Мы находились в обширном (как раз с предательский холмик) округлом помещении, строгом до аскетизма. Снизу – лесной дёрн, вырезанный вместе с травинками, хвоинками, вездесущими маслятами и даже муравейником. Такие же дерновые стены. Примерно посередине помещения в десятке сантиметров над полом парила овальная плита, испещренная, будто сито, крошечными отверстиями. Вверху, как повелось, туманная светящаяся плоскость. Принцип горизонтального расслоения пространства работал и здесь.
А из тумана, едва не касаясь алыми рылами пола, свисали гроздья «гурий». Десятки тварей. Все они были абсолютно недвижимы, но ощущалось – живы. Наготове. Ждут лишь сигнала, чтобы навалиться скопом, откусить нам головы, пожрать мышцы и внутренности и высосать кальций из костей.
Сигнала почему-то не было.
Я медленно вытянул из чехла нож.
Черви оставались неподвижными.
– Работаем, бойцы, – скомандовал я и пополз к ближайшей твари.
* * *
Ну и грязная же это профессия – мясник.
* * *
К тому времени, когда большая часть «гурий» была уничтожена, я накушался разделочных работ досыта. Я был с головы до ног залит пахнущей глиной секрецией. Или лимфой. Да без разницы. Подозреваю, этот запах долго ещё будет вызывать у меня тошнотные спазмы.
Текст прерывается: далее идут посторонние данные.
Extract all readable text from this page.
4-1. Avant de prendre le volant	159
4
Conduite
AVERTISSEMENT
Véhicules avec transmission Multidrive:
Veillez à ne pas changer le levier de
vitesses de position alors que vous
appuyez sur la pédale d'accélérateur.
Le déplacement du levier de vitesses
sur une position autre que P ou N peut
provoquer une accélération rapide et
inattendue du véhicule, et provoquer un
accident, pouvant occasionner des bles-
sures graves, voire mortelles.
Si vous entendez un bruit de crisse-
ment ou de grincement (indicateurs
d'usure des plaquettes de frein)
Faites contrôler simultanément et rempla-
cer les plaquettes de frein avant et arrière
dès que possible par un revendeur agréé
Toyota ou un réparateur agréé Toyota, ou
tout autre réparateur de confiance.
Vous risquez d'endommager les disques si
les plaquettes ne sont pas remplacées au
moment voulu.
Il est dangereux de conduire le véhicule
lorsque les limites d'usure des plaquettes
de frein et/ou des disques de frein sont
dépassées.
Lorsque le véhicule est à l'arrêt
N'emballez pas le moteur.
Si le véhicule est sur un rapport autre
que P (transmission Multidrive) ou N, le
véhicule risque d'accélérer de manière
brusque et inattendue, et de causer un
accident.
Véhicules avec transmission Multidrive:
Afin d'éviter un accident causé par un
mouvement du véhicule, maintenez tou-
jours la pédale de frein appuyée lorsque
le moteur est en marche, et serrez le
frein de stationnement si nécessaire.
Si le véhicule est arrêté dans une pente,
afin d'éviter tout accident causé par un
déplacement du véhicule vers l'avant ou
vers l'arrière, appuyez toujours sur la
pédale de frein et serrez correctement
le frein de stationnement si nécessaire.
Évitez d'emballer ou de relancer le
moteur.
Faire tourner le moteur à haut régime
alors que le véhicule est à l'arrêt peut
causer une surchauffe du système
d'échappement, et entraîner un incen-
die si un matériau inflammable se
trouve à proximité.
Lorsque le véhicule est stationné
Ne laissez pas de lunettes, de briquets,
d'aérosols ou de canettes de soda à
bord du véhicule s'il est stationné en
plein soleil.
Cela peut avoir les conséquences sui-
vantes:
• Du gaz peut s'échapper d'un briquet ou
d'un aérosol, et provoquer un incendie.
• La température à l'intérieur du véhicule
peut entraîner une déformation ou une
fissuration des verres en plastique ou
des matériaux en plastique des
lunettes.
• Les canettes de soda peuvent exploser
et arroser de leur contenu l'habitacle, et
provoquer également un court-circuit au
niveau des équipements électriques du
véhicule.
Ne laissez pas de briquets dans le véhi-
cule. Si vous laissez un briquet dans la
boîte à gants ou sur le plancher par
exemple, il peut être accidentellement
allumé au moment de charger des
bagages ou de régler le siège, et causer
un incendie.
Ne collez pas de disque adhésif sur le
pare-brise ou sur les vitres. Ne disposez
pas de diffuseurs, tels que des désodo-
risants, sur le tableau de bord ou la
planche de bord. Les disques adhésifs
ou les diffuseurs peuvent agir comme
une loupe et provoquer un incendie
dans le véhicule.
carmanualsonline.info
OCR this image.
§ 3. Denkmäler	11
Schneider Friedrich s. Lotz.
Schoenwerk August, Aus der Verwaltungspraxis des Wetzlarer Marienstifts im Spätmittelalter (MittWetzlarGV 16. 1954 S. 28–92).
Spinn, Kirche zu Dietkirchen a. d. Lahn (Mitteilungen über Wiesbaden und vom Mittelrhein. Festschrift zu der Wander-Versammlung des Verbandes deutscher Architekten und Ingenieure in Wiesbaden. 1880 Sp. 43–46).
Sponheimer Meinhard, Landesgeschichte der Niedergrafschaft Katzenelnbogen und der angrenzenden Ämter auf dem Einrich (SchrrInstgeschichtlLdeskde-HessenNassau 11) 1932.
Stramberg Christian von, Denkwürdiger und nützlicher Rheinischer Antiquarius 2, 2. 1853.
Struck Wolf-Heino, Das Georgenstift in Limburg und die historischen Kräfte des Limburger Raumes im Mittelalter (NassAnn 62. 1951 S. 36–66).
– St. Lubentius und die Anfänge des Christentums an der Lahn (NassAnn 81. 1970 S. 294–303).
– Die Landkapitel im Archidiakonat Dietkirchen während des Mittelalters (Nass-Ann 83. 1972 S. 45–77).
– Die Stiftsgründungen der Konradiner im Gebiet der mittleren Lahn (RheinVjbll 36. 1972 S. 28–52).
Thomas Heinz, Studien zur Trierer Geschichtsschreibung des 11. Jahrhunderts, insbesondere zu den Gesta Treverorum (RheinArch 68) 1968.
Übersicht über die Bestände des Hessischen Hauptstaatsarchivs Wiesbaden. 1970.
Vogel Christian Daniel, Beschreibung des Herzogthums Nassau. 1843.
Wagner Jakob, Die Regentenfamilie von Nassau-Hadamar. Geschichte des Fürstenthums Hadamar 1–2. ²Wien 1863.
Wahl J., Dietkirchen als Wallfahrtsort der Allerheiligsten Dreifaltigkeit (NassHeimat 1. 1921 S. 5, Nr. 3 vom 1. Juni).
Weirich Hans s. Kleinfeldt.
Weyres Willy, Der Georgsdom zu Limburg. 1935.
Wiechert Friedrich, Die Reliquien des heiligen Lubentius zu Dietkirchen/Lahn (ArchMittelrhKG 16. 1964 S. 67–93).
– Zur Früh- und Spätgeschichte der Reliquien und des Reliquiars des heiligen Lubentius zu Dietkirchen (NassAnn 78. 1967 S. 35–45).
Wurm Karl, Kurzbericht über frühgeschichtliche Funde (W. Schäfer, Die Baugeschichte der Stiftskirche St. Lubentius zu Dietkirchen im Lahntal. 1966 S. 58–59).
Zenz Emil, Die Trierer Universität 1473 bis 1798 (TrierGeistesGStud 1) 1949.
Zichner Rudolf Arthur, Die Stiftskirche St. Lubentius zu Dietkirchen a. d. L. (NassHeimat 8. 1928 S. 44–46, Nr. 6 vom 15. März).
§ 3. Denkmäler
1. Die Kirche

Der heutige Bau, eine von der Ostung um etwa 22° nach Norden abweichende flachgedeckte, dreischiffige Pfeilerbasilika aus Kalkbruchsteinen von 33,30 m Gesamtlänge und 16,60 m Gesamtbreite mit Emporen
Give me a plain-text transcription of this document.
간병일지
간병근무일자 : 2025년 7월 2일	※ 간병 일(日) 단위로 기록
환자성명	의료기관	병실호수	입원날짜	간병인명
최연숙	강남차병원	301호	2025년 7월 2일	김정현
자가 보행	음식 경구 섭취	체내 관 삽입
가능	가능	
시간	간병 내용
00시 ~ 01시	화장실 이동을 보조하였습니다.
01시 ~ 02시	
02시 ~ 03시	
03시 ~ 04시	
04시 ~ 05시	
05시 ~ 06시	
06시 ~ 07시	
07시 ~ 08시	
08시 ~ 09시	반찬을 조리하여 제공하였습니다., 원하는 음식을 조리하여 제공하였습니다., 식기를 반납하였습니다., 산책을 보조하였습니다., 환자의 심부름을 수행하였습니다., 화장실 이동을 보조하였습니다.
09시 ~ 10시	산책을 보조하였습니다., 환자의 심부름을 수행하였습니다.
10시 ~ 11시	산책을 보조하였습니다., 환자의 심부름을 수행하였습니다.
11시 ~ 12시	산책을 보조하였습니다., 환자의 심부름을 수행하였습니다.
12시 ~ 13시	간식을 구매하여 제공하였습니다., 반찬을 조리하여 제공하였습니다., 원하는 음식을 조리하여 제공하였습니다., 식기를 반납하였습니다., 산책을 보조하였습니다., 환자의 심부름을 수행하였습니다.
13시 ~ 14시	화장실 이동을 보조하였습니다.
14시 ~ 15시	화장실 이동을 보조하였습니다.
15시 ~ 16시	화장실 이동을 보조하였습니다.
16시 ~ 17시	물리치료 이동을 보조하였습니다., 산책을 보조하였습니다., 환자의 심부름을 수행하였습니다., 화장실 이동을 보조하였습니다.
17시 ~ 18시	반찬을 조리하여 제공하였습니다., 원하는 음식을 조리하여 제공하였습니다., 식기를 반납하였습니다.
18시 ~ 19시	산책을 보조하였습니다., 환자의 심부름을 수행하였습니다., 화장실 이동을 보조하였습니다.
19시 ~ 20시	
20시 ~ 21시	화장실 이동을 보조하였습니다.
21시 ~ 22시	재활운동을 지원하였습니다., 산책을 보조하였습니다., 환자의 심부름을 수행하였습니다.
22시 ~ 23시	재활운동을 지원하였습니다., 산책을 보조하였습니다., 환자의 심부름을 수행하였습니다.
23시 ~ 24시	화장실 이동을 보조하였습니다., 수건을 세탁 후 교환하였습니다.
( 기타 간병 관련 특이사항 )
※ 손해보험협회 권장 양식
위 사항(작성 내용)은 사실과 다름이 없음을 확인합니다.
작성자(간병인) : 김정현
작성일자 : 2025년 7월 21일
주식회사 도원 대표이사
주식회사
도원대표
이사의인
Приказав слонам побыстрее заканчивать, сам направился к дырчатой плите. Видимо, это и была пресловутая летающая посудина. Размером она была с обеденный стол из солдатской столовой, толщиной чуть больше полуметра. Она висела в воздухе надёжно, не сдвинешь – и из-за множества отверстий неправильной формы походила на губку или кусок пемзы. Только поверхность не шершавая, а гладкая, будто покрытая тефлоном. Изнутри слабо веяло теплом. Дыхание? Вентиляция? Выхлоп? Я совсем было решился поковырять плиту ножом, когда меня окликнул Молоканов:
– Товарищ старший лейтенант, давайте сюда. Скорее! Тут, блин, такое…
«Такое» было – глист. Ну, глист и глист. Казалось бы, чего с ним церемониться? Нож в основание головы, где шкура помягче, провернул на треть оборота для надёжности, и готово. Однако эта тварь заметно отличалась от прочих. Мерзкое её рыло являлось безобразной карикатурой на лицо младшего сержанта Косиевича.
– Серёга, – бормотал пораженный Молох. – Это же Серёга, блин. Что же получается, товарищ старший лейтенант, они все – люди?
– Похоже, что так, – просипел я. Во рту вдруг почему-то пересохло.
В этот момент чешуйки и крючочки на морде бывшего сержанта пришли в движение. А потом одна из сочащихся слизью бородавок лопнула, приоткрыв вполне человеческий глаз.
То, что случилось дальше, трудно назвать разговором. Всё больше превращающийся в ленточного червя Косиевич хрипел, скрипел и перхал, силясь продавить сквозь своё нечеловеческое горло понятные человеку звуки. Поведать нам хотя бы часть знания, которое уже возникло в его трансформирующихся мозгах.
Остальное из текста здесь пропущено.